Post-remission therapy of patients with acute myeloid leukemia (AML) is critical for the elimination of minimal residual disease (MRD) and a prerequisite for achieving cure. Cellular immunotherapy is a highly effective treatment option as demonstrated by the low relapse rate after allogeneic stem cell transplantation (SCT). However, many patients are not eligible for this treatment. Therapeutic vaccination with autologous dendritic cells (DCs) is a promising strategy to induce anti-cancer immune responses. We have developed a GMP-compliant protocol for the generation of next-generation DCs. A short 3-day differentiation period is combined with a novel maturation cocktail including a TLR7/8 agonist, resulting in DCs characterized by a positive co-stimulatory profile, high production of IL-12p70, polarization of T helper cells into Th1 and efficient stimulation of cytotoxic T lymphocytes and NK cells.
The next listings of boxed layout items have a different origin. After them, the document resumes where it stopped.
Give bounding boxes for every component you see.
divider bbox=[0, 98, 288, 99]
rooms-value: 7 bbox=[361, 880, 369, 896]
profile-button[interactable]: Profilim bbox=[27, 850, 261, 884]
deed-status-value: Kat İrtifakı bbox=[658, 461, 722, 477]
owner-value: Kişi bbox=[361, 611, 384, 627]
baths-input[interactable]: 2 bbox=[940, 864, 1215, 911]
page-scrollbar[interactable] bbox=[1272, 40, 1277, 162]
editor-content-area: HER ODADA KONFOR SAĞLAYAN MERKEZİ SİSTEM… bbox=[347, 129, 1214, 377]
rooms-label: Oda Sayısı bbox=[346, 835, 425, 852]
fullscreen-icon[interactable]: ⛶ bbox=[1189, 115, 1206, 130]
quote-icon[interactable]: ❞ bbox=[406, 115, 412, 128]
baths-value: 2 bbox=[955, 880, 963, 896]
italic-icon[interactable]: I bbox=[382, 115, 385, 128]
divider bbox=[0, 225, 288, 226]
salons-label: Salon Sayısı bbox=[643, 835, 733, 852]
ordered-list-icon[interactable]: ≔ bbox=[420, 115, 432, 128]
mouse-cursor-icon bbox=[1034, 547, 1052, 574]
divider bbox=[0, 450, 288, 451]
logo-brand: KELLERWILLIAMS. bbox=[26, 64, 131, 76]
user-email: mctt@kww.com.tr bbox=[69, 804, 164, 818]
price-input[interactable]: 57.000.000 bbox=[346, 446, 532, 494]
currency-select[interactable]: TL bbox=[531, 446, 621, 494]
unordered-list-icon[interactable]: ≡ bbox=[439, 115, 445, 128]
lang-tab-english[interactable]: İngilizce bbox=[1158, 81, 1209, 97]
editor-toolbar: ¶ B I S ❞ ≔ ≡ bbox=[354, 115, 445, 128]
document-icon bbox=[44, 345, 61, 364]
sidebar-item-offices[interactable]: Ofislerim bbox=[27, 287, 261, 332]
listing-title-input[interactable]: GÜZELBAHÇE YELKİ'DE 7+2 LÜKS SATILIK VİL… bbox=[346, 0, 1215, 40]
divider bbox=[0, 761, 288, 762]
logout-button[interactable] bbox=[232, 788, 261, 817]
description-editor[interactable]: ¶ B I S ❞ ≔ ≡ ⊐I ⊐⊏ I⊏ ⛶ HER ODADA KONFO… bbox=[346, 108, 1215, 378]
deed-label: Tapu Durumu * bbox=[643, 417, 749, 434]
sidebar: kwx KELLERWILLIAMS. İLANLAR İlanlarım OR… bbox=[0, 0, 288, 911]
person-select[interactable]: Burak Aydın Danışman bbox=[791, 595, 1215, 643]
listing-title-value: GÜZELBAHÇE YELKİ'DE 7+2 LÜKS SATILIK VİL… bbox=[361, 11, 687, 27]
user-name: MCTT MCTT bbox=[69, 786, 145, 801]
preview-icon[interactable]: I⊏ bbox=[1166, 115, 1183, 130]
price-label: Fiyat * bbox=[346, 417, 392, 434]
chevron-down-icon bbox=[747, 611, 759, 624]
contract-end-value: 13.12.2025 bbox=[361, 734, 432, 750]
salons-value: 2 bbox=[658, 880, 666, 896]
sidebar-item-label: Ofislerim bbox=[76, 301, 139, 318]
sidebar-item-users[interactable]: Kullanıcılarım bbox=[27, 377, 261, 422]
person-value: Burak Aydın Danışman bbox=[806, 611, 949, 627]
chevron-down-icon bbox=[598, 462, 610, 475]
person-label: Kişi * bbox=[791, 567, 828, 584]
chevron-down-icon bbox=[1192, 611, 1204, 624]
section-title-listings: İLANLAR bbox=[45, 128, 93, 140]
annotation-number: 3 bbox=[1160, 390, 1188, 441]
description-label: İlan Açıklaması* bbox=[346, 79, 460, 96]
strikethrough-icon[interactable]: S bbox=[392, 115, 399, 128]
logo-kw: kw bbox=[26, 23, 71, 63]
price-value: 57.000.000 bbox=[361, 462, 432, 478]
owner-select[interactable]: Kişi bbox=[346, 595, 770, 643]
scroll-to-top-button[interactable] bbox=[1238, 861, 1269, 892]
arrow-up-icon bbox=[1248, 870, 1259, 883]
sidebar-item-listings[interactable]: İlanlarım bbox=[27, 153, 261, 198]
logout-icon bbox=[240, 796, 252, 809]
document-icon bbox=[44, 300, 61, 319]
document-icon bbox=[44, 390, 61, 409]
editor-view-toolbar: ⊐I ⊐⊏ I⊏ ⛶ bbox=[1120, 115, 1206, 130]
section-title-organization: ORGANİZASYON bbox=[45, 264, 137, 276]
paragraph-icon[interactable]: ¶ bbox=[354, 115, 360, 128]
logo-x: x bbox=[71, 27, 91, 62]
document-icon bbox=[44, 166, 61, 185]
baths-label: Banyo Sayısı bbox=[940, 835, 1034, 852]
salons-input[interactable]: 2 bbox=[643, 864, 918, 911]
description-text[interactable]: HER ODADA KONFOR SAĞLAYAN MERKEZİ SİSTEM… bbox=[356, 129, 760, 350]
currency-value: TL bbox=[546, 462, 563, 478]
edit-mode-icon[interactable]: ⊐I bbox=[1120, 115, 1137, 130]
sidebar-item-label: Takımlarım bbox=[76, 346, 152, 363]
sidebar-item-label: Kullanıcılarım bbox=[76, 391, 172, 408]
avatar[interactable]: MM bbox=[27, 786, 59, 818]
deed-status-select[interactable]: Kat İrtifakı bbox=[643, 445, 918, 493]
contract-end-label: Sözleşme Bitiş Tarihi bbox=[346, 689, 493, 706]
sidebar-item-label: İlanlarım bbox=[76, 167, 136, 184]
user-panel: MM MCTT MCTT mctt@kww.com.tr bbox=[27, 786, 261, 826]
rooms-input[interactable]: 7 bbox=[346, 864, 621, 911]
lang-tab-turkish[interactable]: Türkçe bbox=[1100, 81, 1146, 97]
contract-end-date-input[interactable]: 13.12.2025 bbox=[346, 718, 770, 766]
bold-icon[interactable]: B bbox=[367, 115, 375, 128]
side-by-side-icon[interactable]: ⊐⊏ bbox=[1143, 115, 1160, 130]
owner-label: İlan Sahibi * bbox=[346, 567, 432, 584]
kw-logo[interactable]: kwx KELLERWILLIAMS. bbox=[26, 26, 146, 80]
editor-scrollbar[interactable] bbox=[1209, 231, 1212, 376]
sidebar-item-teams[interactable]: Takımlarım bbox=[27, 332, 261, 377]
In a current proof-of-concept Phase I/II clinical trial we evaluate next-generation DCs as post-remission therapy for AML patients with a non-favorable risk profile (NCT01734304). Standard exclusion criteria apply, and patients have to be ineligible for allogeneic SCT. DCs are generated from patients´ monocytes and loaded with RNA encoding the leukemia-associated antigens WT1, PRAME or CMVpp65 as an adjuvant and surrogate antigen. Patients are vaccinated intradermally with 5x10⁶ DCs of each of the three different batches up to 10 times within 26 weeks. Primary endpoints are feasibility and safety, and secondary endpoints include immune responses and disease control with a particular focus on MRD conversion. Phase I will include 6 patients and Phase II another 14 patients.

So far, three patients have been enrolled and two of them have been vaccinated for at least six times each. DCs fulfilled all quality criteria (phenotype, viability, sterility, cell count, purity), and after thawing maintained their positive co-stimulatory profile as well as their capacity to secrete high amounts of IL-12p70. DCs expressed all three antigens and were able to induce a selective T cell response in vitro, suggesting proper antigen processing and presentation. In both vaccinated patients delayed type hypersensitivity reactions developed. Apart from erythema and itching at the injection site, no higher grade adverse events have been observed. As of yet, both patients are relapse-free and MRD-negative. Up-to-date clinical and immunomonitoring data including evaluation of T and NK cell activation and specific T cell responses will be presented.